Мы смиренны по необходимости; наши радости бедны. Мы первые горюем об этом и хотим иметь их более насыщенными, но для этого надо было бы затратить время и драгоценные труды. Тот, кому выпала удача любить, кто может терпеть адские муки и страдать без сожалений, не имеет права упрекать нас за ту радость, которую мы испытываем, ненавидя, поскольку это единственная радость, доступная нашему сердцу (или оставшаяся ему). В конце концов, мы же иногда окутываем наши жертвы славой, в которой нам самим отказано.

Вот для каких целей мы использовали Жюли. На что другое могла бы нам сгодиться эта девчонка? У нее была лишь половинка красоты, и эта половинка обладала большей властью, чем можно вынести. Кроме того, Жюли давала поводы к нападкам с готовностью, которая позволяла заподозрить в ней согласие партнера, необходимое для полного утоления человеческих страстей. Разве когда-нибудь мы можем быть уверены, что не доставляем нашим жертвам, помимо славы, о которой я только что говорил, еще и радостей, о которых мы и понятия-то не имеем?

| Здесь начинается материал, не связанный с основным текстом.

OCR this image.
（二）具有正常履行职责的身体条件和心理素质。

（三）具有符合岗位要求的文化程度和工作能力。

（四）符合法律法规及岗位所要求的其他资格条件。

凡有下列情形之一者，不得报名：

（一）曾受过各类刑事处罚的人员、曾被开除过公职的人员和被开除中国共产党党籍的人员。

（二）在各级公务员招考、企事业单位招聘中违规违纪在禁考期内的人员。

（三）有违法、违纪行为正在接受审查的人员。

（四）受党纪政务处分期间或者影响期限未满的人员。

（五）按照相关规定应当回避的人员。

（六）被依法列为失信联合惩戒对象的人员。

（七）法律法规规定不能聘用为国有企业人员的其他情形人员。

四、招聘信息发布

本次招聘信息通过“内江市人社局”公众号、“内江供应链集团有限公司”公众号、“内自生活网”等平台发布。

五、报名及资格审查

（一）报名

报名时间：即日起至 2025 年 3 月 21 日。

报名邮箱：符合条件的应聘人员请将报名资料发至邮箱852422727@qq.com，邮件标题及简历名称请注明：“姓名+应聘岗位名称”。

Жюли старела. Ей уже почти стукнуло тридцать. Лицо ее, даже с выигрышной стороны (которая, впрочем, от возраста ничуть не пострадала), сделалось мрачным и замкнутым. Ее тело, напротив, налилось и, похоже, доставляло ей немалые беспокойства. Она проявляла совершенно дурацкую заботливость в отношении своего тела, которое вынудило ее с собой считаться. Наряжала его в фамильное кружево, в муслины, в экстравагантные тряпки ярких цветов. Она забавлялась им, как умела, в ожидании лучшего. Для умов нашего склада в таком поведении был предмет для порицания, и без всякого лишнего мудрствования. Когда речь заходит о женщинах, нам очень нравится все, что связано с темпераментом. Получение нами удовольствия происходит при наличии его без усилий. И ее спасал лишь закатившийся глаз. Сколько раз мы сожалели о несчастной случайности ее детства, лишившей нас фейерверка страстей, которые мы так любим. Нас охватывала ярость, когда мы видели, что такой отличный порох пропадает втуне.

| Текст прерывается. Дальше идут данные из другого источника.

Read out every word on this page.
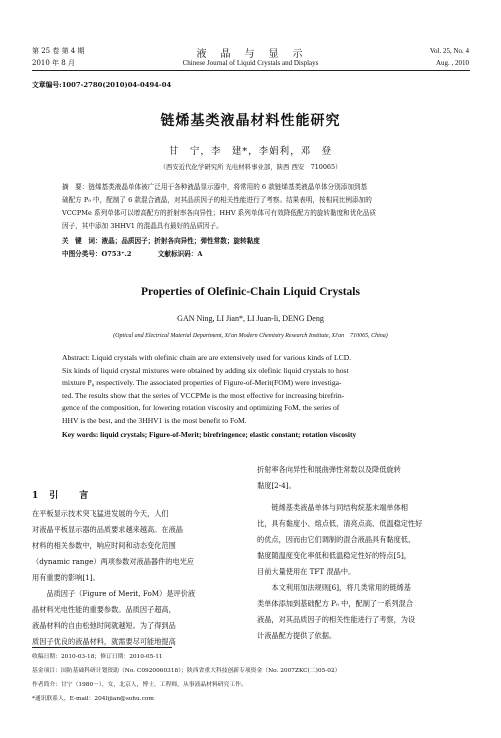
第 25 卷 第 4 期
2010 年 8 月
液　晶　与　显　示
Chinese Journal of Liquid Crystals and Displays
Vol. 25, No. 4
Aug. , 2010
文章编号:1007-2780(2010)04-0494-04
链烯基类液晶材料性能研究
甘　宁，李　建*，李娟利，邓　登
（西安近代化学研究所 光电材料事业部，陕西 西安　710065）
摘　要：链烯基类液晶单体被广泛用于各种液晶显示器中，将常用的 6 款链烯基类液晶单体分别添加到基
础配方 P₀ 中，配制了 6 款混合液晶，对其品质因子的相关性能进行了考察。结果表明，按相同比例添加的
VCCPMe 系列单体可以增高配方的折射率各向异性；HHV 系列单体可有效降低配方的旋转黏度和优化品质
因子，其中添加 3HHV1 的混晶具有最好的品质因子。
关　键　词：液晶；品质因子；折射各向异性；弹性常数；旋转黏度
中图分类号：O753⁺.2　　　　文献标识码：A
Properties of Olefinic-Chain Liquid Crystals
GAN Ning, LI Jian*, LI Juan-li, DENG Deng
(Optical and Electrical Material Department, Xi'an Modern Chemistry Research Institute, Xi'an　710065, China)
Abstract: Liquid crystals with olefinic chain are are extensively used for various kinds of LCD.
Six kinds of liquid crystal mixtures were obtained by adding six olefinic liquid crystals to host
mixture P₀ respectively. The associated properties of Figure-of-Merit(FOM) were investiga-
ted. The results show that the series of VCCPMe is the most effective for increasing birefrin-
gence of the composition, for lowering rotation viscosity and optimizing FoM, the series of
HHV is the best, and the 3HHV1 is the most benefit to FoM.
Key words: liquid crystals; Figure-of-Merit; birefringence; elastic constant; rotation viscosity
1　引　　言
在平板显示技术突飞猛进发展的今天，人们
对液晶平板显示器的品质要求越来越高。在液晶
材料的相关参数中，响应时间和动态变化范围
（dynamic range）两项参数对液晶器件的电光应
用有重要的影响[1]。
　　品质因子（Figure of Merit, FoM）是评价液
晶材料光电性能的重要参数。品质因子超高，
液晶材料的自由松弛时间就越短。为了得到品
质因子优良的液晶材料，就需要尽可能地提高
折射率各向异性和展曲弹性常数以及降低旋转
黏度[2-4]。
　　链烯基类液晶单体与同结构烷基末端单体相
比，具有黏度小、熔点低、清亮点高、低温稳定性好
的优点，因而由它们调制的混合液晶具有黏度低、
黏度随温度变化率低和低温稳定性好的特点[5]，
目前大量使用在 TFT 混晶中。
　　本文利用加法规则[6]，将几类常用的链烯基
类单体添加到基础配方 P₀ 中，配制了一系列混合
液晶，对其品质因子的相关性能进行了考察，为设
计液晶配方提供了依据。
收稿日期：2010-03-18；修订日期：2010-05-11
基金项目：国防基础科研计划资助（No. C0920060318）；陕西省重大科技创新专项资金（No. 2007ZKC(二)05-02）
作者简介：甘宁（1980－），女，北京人，博士，工程师，从事液晶材料研究工作。
*通讯联系人，E-mail：204lijian@sohu.com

Она продолжала очень низко кланяться всякий раз, когда нас встречала. Теперь, завидев, что мы идем, она отступала к краю тротуара и униженно гнула спину в поклоне, пока мы не проходили. Все торговцы устраивались на пороге своих лавок, чтобы поглазеть на эту восхитительную картину. Мы наконец-то научили ее вежливости. У нее были, к несчастью для нее, очаровательные губки с красивой стороны, а грустная улыбка, которая сливалась с болезненным изгибом рта, была лучезарней, чем улыбка любой другой женщины. Она теряла остатки разума, которые у нее еще были. Ей и в голову не приходило придерживаться в чем-нибудь хоть какой-то меры. Казалось, она все свое время проводила на наших улицах, на нашем пути, подстерегая нас, чтобы согнуться в три погибели и унизиться перед нами. Это в конце концов рикошетом задело и нас. Она привносила в свои сумасбродные затеи непоколебимую отвагу своего брата Жана. Она покрывала себе лицо очень толстым слоем рисовой пудры, совершенно белой, и первой во всей округе стала жирно красить помадой губы. Она завивала волосы «под барашка» и перевивала их лентами. Я полагаю, что не без злого умысла она выбирала то, что пуще всего могло заставить нас ощетиниться. Она не поддерживала больше никакой связи не только с нами, но и с остальным миром. И была подобна осколку, оторвавшемуся от другой планеты, никак не от земли; комета, которая вращалась вокруг нас, всех повергая в изумление. Мы ненавидели ее теперь по куда более весомым причинам. Откровенно говоря, в глубине души мы желали ей провалиться на наших глазах в тартарары.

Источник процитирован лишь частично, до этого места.